His sigh has a squeak running through it. “He’s not going to talk to you.”
“Just ask him.”
“He hates reporters. He threatened to unfriend me on Facebook for interning at the paper.”
“Let me talk to him. I can be very convincing.”
“I’m telling you, he won’t. He’s super paranoid. All cloak-and-dagger.”
“He needs to make an exception.”
“He won’t.”
She doesn’t know whether she should regret what she says next: “He will when he hears about my niece.”
“Your what? Niece? What about her?”
“She’s been on the Dark Net.”
“She and a half million others.”
“No. You don’t understand. I don’t even understand. But she’s been there. There’s no simple way to explain this over the phone except to say she can navigate it like nobody else. But she needs your help to get there safely. Now. She knows where to find these guys. She can stop them.” Lela almost says, “Or so she claims,” but doesn’t.
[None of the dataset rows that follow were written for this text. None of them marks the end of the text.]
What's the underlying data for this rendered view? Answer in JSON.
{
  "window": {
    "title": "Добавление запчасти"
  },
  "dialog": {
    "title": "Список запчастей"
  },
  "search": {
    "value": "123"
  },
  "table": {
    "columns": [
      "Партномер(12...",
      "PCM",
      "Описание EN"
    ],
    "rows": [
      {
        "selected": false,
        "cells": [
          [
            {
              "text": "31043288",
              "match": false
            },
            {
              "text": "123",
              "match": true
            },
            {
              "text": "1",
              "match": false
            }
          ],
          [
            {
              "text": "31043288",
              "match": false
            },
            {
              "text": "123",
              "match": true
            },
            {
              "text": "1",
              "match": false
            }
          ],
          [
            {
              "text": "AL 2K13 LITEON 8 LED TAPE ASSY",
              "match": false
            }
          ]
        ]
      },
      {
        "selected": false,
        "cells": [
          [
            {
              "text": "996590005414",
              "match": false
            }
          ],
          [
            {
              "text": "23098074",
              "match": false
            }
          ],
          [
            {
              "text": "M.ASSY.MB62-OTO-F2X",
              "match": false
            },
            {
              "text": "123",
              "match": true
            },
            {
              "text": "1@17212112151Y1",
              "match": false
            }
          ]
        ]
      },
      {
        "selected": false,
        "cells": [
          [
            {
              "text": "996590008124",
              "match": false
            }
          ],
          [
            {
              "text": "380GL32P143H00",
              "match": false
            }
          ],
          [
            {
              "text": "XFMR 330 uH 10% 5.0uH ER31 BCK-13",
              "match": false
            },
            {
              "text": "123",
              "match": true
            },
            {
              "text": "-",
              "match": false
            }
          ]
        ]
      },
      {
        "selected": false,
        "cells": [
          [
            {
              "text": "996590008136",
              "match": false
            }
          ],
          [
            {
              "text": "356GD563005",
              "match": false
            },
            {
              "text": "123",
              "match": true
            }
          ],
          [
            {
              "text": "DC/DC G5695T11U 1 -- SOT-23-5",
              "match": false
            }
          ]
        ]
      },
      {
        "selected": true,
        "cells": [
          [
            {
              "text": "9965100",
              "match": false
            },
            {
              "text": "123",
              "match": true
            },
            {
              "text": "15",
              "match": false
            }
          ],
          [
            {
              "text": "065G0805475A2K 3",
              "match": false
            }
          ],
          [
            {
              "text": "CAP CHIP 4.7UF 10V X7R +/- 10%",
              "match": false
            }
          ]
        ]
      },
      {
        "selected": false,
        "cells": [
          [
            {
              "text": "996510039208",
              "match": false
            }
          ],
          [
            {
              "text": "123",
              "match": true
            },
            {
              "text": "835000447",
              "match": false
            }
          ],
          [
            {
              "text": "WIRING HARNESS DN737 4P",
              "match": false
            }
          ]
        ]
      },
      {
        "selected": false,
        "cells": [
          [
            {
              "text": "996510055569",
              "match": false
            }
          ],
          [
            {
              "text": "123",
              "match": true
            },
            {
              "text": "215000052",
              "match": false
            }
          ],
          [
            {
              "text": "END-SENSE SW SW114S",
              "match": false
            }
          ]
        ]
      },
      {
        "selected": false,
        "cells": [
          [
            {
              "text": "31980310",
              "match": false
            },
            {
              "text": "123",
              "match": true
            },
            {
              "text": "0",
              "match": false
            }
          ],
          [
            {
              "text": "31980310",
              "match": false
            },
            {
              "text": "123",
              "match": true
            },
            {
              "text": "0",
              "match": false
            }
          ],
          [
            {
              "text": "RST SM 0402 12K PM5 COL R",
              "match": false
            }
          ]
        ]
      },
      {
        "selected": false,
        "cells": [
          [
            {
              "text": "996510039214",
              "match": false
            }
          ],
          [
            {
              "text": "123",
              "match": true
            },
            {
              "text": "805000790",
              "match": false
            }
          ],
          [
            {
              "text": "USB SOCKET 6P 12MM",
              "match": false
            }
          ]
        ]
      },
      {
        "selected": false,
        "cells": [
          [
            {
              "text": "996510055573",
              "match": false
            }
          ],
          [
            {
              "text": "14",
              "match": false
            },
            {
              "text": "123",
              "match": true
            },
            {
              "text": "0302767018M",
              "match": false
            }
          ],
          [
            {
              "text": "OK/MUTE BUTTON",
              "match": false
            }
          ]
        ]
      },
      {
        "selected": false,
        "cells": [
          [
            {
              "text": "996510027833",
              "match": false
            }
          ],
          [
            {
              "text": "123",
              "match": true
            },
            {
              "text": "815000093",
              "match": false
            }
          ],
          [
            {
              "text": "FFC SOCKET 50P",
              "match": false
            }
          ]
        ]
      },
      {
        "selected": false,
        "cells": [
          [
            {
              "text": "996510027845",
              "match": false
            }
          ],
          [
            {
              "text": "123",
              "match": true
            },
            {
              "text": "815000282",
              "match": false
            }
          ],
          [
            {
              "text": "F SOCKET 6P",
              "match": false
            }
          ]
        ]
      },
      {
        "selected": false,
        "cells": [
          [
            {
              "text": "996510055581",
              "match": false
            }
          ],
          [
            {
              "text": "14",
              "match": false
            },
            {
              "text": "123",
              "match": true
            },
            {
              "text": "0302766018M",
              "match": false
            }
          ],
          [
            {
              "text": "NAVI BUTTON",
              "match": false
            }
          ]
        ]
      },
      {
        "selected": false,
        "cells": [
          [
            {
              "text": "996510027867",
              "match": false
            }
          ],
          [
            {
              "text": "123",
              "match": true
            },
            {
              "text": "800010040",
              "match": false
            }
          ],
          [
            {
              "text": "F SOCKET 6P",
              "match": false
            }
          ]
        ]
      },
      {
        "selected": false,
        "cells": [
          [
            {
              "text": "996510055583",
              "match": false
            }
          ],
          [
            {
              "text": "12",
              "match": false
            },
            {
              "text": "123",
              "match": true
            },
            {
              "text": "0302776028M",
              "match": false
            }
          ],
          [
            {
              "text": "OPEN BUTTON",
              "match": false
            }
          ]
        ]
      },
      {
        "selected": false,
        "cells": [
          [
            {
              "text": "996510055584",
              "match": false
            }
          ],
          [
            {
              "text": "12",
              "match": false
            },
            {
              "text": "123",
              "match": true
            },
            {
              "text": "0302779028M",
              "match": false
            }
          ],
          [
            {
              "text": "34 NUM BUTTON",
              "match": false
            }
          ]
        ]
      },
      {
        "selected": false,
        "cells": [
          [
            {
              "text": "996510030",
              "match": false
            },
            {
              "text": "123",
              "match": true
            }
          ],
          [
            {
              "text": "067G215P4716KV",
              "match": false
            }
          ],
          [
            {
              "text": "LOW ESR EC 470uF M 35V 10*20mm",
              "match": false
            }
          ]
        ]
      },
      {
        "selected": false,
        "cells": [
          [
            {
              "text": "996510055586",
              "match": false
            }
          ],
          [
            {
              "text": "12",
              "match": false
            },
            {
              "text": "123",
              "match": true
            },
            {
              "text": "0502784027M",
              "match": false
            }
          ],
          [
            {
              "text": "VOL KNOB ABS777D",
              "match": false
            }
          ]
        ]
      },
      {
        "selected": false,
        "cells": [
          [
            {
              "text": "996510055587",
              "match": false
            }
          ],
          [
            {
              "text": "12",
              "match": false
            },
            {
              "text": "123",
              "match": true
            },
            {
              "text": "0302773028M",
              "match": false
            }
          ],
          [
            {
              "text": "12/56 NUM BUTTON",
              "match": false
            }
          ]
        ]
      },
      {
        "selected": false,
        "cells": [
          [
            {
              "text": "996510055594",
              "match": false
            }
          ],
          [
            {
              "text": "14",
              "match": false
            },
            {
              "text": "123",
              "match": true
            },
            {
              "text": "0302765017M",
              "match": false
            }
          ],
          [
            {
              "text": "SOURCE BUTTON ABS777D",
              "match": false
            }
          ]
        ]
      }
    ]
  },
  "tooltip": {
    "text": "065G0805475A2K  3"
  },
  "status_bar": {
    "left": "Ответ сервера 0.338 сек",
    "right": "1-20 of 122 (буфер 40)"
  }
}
Lela has been circling the dining room as she speaks, with Hannah trailing a few feet behind her. Now her niece nods eagerly and bunches her hands below her chin and rises onto her tiptoes hopefully, still a kid after all. Lela remembers what her sister once said to her. Once you become a parent, your sense of self is compromised. Because the child is you, an extension of you, like a third hand, an extra spleen. But you don’t control it—it won’t listen—even when you try to keep it from harm’s way. Every time your kid approaches a cliff-side, a busy intersection, a strange dog, you feel a gut-twisting anxiety, a projective sensation the childless can only distantly understand. Her sister said that a lot. “You wouldn’t understand, since you don’t have a kid.”
Maybe she was right. Until now. Is she an aunt or a mother? Either way, Hannah is her blood. Suggesting the girl go on the Dark Net feels like shoving her fork-first into a light socket. “She can help,” Lela says, her throat dry. “Now tell us where you are. We’re coming.”